Texas MAC and DAC Settle Central Post Office Patent Suit

ANAHEIM, Calif. – Digital Assurance Certification LLC and the Municipal Advisory Council of Texas announced yesterday that they had reached an agreement that resolves DAC’s claim that the Texas MAC’s Central Post Office facility infringes on a patent it obtained last year.

Under the terms of the settlement, the Texas MAC’s Central Post Office will make specific technical changes to the CPO’s operations. But the agreement does not require any payments between the two parties.

The statement yesterday also said, “Recipients of third-party subpoenas served in this case shall have no need to respond to those subpoenas,” as a result of the settlement.

Sources noted that the technical changes will not result in major alterations to the nuts-and-bolts of the Texas MAC disclosure facility.

The agreement had been rumored for days but came as a surprise in that late last month, DAC tried to expand its suit against the Texas MAC to include federal and state law charges – in addition to the alleged patent infringement. Specifically, DAC had claimed that the Texas MAC was trying to steal its clients.

However, DAC and the Texas MAC also agreed last month to make changes in the CPO site to eliminate any possibility of infringing on DAC’s patent – a move that negated the need for a June 5 federal court hearing on DAC’s request that the CPO be shut down. Both sides said the agreement in May was the first step toward an eventual settlement.
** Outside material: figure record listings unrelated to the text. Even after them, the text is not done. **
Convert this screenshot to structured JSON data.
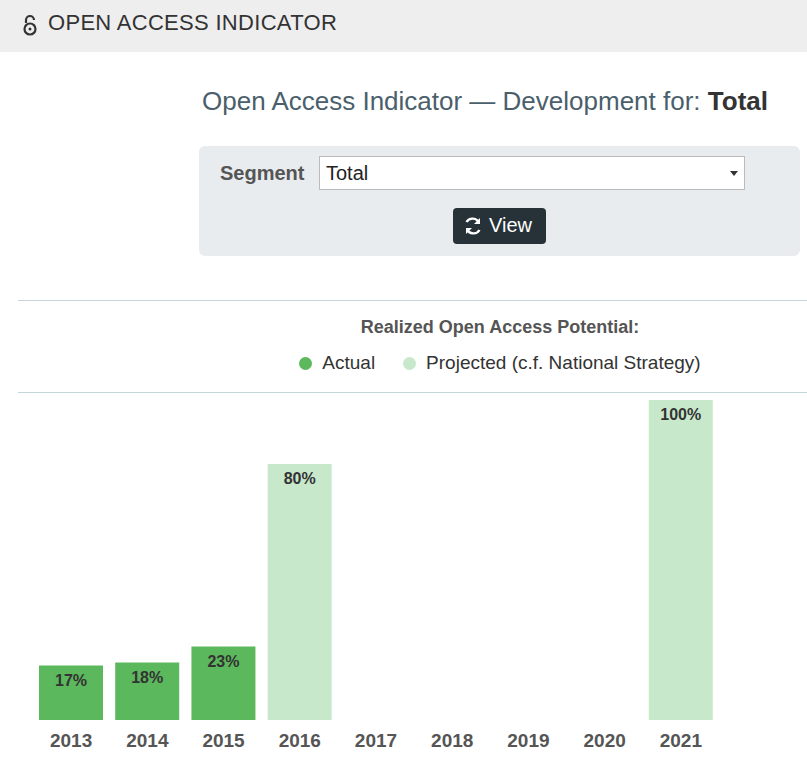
{
  "header": {
    "title": "OPEN ACCESS INDICATOR"
  },
  "page": {
    "title": "Open Access Indicator — Development for:",
    "segment": "Total"
  },
  "form": {
    "label": "Segment",
    "selected": "Total",
    "button": "View"
  },
  "chart_data": {
    "type": "bar",
    "legend_title": "Realized Open Access Potential:",
    "categories": [
      "2013",
      "2014",
      "2015",
      "2016",
      "2017",
      "2018",
      "2019",
      "2020",
      "2021"
    ],
    "series": [
      {
        "name": "Actual",
        "color": "#5cb85c",
        "values": [
          17,
          18,
          23,
          null,
          null,
          null,
          null,
          null,
          null
        ],
        "value_labels": [
          "17%",
          "18%",
          "23%",
          null,
          null,
          null,
          null,
          null,
          null
        ]
      },
      {
        "name": "Projected (c.f. National Strategy)",
        "color": "#c8e8cc",
        "values": [
          null,
          null,
          null,
          80,
          null,
          null,
          null,
          null,
          100
        ],
        "value_labels": [
          null,
          null,
          null,
          "80%",
          null,
          null,
          null,
          null,
          "100%"
        ]
      }
    ],
    "stacked": true,
    "data_labels": true,
    "tick_labels": "x",
    "ylim": [
      0,
      100
    ]
  }
}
In yesterday’s two-page agreement, which was dubbed a “global settlement” and was distributed by a DAC employee at the annual conference of the Government Finance Officers Association’s annual meeting here, the MAC agreed to remove additional features that DAC said violated its patent, on top of the concessions MAC had agreed to last month.
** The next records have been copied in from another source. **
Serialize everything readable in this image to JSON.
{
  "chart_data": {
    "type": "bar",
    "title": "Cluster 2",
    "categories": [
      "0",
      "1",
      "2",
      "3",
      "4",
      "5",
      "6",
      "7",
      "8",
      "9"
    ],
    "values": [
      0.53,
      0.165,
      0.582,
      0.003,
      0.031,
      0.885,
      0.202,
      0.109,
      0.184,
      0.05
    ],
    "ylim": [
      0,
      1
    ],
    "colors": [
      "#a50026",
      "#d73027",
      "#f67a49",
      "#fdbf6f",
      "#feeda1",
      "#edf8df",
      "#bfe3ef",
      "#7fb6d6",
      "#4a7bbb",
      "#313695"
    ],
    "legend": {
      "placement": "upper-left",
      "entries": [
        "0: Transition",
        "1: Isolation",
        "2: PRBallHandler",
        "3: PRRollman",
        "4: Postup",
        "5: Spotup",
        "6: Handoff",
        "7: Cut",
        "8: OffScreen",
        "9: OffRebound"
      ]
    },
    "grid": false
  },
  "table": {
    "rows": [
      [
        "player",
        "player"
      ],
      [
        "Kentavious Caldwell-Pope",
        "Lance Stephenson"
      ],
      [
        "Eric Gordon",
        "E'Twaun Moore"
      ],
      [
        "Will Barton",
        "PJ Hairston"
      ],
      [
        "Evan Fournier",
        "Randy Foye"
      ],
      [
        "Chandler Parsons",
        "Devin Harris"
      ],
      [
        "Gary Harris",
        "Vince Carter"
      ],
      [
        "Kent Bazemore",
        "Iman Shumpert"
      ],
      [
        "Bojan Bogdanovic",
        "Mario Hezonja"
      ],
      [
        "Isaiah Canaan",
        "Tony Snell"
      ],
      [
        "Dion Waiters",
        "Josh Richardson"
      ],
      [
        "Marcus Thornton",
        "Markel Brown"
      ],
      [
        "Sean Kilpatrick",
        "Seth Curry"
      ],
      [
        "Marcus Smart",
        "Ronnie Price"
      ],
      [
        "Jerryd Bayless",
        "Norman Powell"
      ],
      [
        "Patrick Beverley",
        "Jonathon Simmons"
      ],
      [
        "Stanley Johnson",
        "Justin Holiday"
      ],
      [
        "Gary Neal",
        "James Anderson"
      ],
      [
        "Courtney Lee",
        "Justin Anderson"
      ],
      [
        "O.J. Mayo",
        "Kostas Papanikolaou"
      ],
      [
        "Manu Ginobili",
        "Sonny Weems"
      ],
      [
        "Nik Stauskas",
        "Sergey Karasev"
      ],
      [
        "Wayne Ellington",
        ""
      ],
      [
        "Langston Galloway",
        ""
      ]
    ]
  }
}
Among the changes specified in yesterday’s announcement, MAC promised that within 30 days it will disable its feature that enables users of the CPO to create cover sheets to be used with annual disclosure filings. Previously, the CPO collected issuers’ documents, paired them with standardized cover sheets, and then sent them to all four nationally recognized municipal securities information repositories and three state information depositories.
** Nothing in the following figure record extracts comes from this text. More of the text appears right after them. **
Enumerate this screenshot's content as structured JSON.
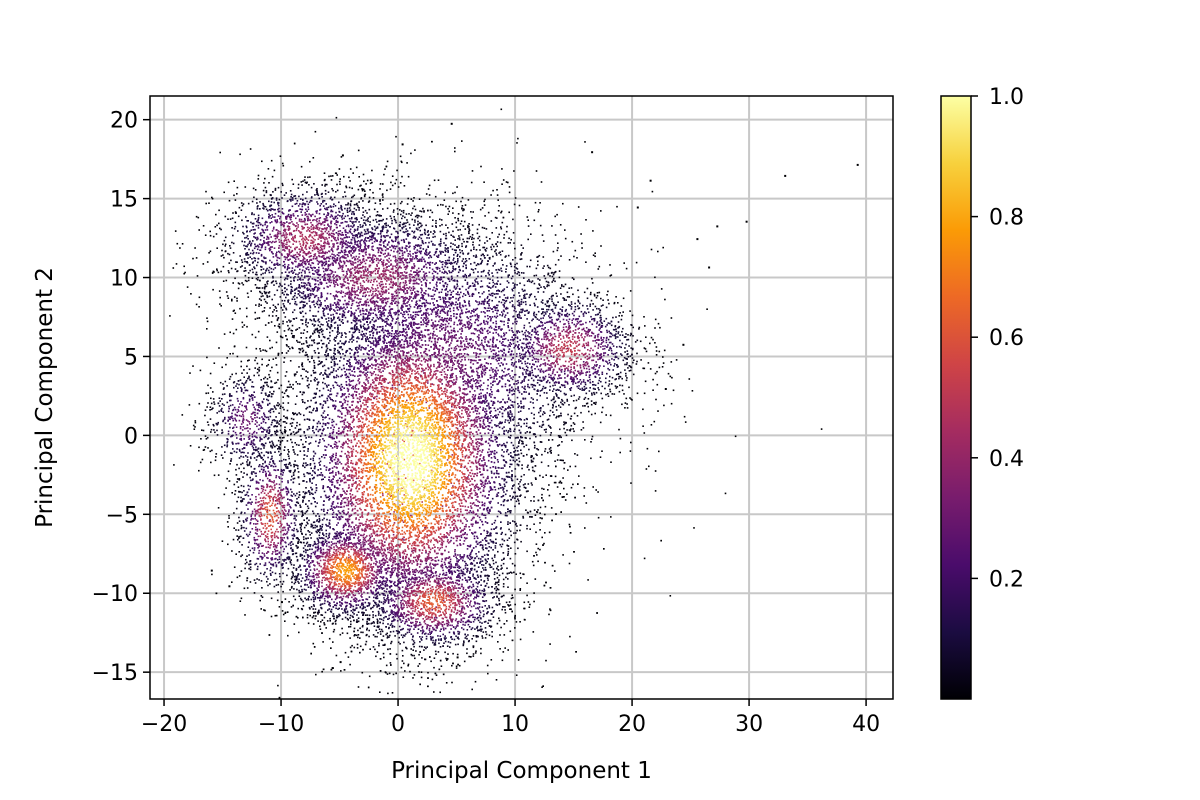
{
  "chart_data": {
    "type": "scatter",
    "style": "point-density colored scatter",
    "title": "",
    "xlabel": "Principal Component 1",
    "ylabel": "Principal Component 2",
    "xlim": [
      -21.2,
      42.3
    ],
    "ylim": [
      -16.7,
      21.5
    ],
    "xticks": [
      -20,
      -10,
      0,
      10,
      20,
      30,
      40
    ],
    "xtick_labels": [
      "−20",
      "−10",
      "0",
      "10",
      "20",
      "30",
      "40"
    ],
    "yticks": [
      -15,
      -10,
      -5,
      0,
      5,
      10,
      15,
      20
    ],
    "ytick_labels": [
      "−15",
      "−10",
      "−5",
      "0",
      "5",
      "10",
      "15",
      "20"
    ],
    "grid": true,
    "colormap": "inferno",
    "colorbar": {
      "range": [
        0.0,
        1.0
      ],
      "ticks": [
        0.2,
        0.4,
        0.6,
        0.8,
        1.0
      ],
      "tick_labels": [
        "0.2",
        "0.4",
        "0.6",
        "0.8",
        "1.0"
      ],
      "stops": [
        "#000004",
        "#1b0c41",
        "#4a0c6b",
        "#781c6d",
        "#a52c60",
        "#cf4446",
        "#ed6925",
        "#fb9b06",
        "#f7d13d",
        "#fcffa4"
      ]
    },
    "density_clusters": [
      {
        "center": [
          1.0,
          -1.5
        ],
        "spread": [
          4.0,
          4.5
        ],
        "peak_density": 1.0
      },
      {
        "center": [
          -4.5,
          -8.5
        ],
        "spread": [
          2.0,
          1.3
        ],
        "peak_density": 0.75
      },
      {
        "center": [
          3.0,
          -10.5
        ],
        "spread": [
          2.5,
          1.3
        ],
        "peak_density": 0.6
      },
      {
        "center": [
          -11.0,
          -5.0
        ],
        "spread": [
          1.2,
          2.0
        ],
        "peak_density": 0.6
      },
      {
        "center": [
          14.5,
          5.5
        ],
        "spread": [
          2.5,
          1.5
        ],
        "peak_density": 0.5
      },
      {
        "center": [
          -8.0,
          12.5
        ],
        "spread": [
          3.0,
          1.5
        ],
        "peak_density": 0.45
      },
      {
        "center": [
          -2.0,
          10.0
        ],
        "spread": [
          4.5,
          2.0
        ],
        "peak_density": 0.4
      },
      {
        "center": [
          -13.0,
          1.0
        ],
        "spread": [
          1.5,
          1.5
        ],
        "peak_density": 0.3
      },
      {
        "center": [
          4.0,
          5.0
        ],
        "spread": [
          6.0,
          4.0
        ],
        "peak_density": 0.3
      }
    ],
    "outlier_points": [
      [
        39.2,
        17.2
      ],
      [
        33.0,
        16.5
      ],
      [
        29.7,
        13.6
      ],
      [
        27.2,
        13.3
      ],
      [
        26.5,
        10.7
      ],
      [
        25.5,
        12.5
      ],
      [
        24.3,
        5.8
      ],
      [
        22.8,
        3.0
      ],
      [
        21.5,
        16.2
      ],
      [
        16.5,
        18.0
      ],
      [
        4.5,
        19.8
      ],
      [
        0.3,
        18.5
      ],
      [
        -4.8,
        17.8
      ],
      [
        20.4,
        14.5
      ],
      [
        -16.0,
        -8.5
      ],
      [
        -14.5,
        -9.5
      ],
      [
        -5.0,
        -14.3
      ],
      [
        5.0,
        -14.0
      ],
      [
        -10.0,
        -10.5
      ]
    ]
  }
}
But sources said that the change was relatively small because the same information will go to the NRMSIRs, but it won’t be included in a separate cover sheet.

Also under the settlement, issuers will not be able to download their disclosure documents more than 30 days after they are filed. Still, the filing index that the CPO maintains, which records all filings, will not be altered.

In fact, the statement released Monday said DAC will begin contributing to the CPO by the end of next year. “While DAC will continue to submit all filings made on the DAC System to the NRMSIRs and [State Information Depository], DAC will begin by December 11, 2008 to also send filing information to the CPO to enable the creation of a master index of filings, for the benefit of the market as a whole,” the statement said.

In another change to the CPO, MAC agreed to disable within a year a feature that e-mails CPO customers alerting them to filing deadlines for their secondary market disclosure documents.

In addition, by July 11 the CPO will modify its Web site and promotional materials to reflect the modifications.

“Overall we are very pleased to reach the global settlement and the ability to get back to business and providing the best disclosure system in the industry,” said Paula Stuart, CEO of DAC, in a statement. She did not return emails seeking additional comment.

Drew Masterson, chairman of the MAC, said: “DAC offered to resolve our differences in January of this year and has worked diligently to arrive at the solution reached today.” DAC had originally filed its lawsuit in January, claiming the CPO violated a patent it obtained Dec. 26 that extends back to April 22, 2002. DAC charged the MAC copied the features of its system for the CPO and asked the court for injunctive relief, triple damages, and the payment of attorney’s fees.

The CPO, which started up in September 2004, was devised by the Muni Council, a group of 18 muni market groups working to improve secondary market disclosure, to both provide issuers with a one-stop filing place for secondary market disclosure documents and eliminate inconsistencies in the way the NRMSIRs obtained and filed the documents. The CPO operates from the Web site DisclosureUSA.com.

DAC, which began operating in 2001, offers a broad array of disclosure services, including setting up issuer conferences for investors. It operates through dacbond.com.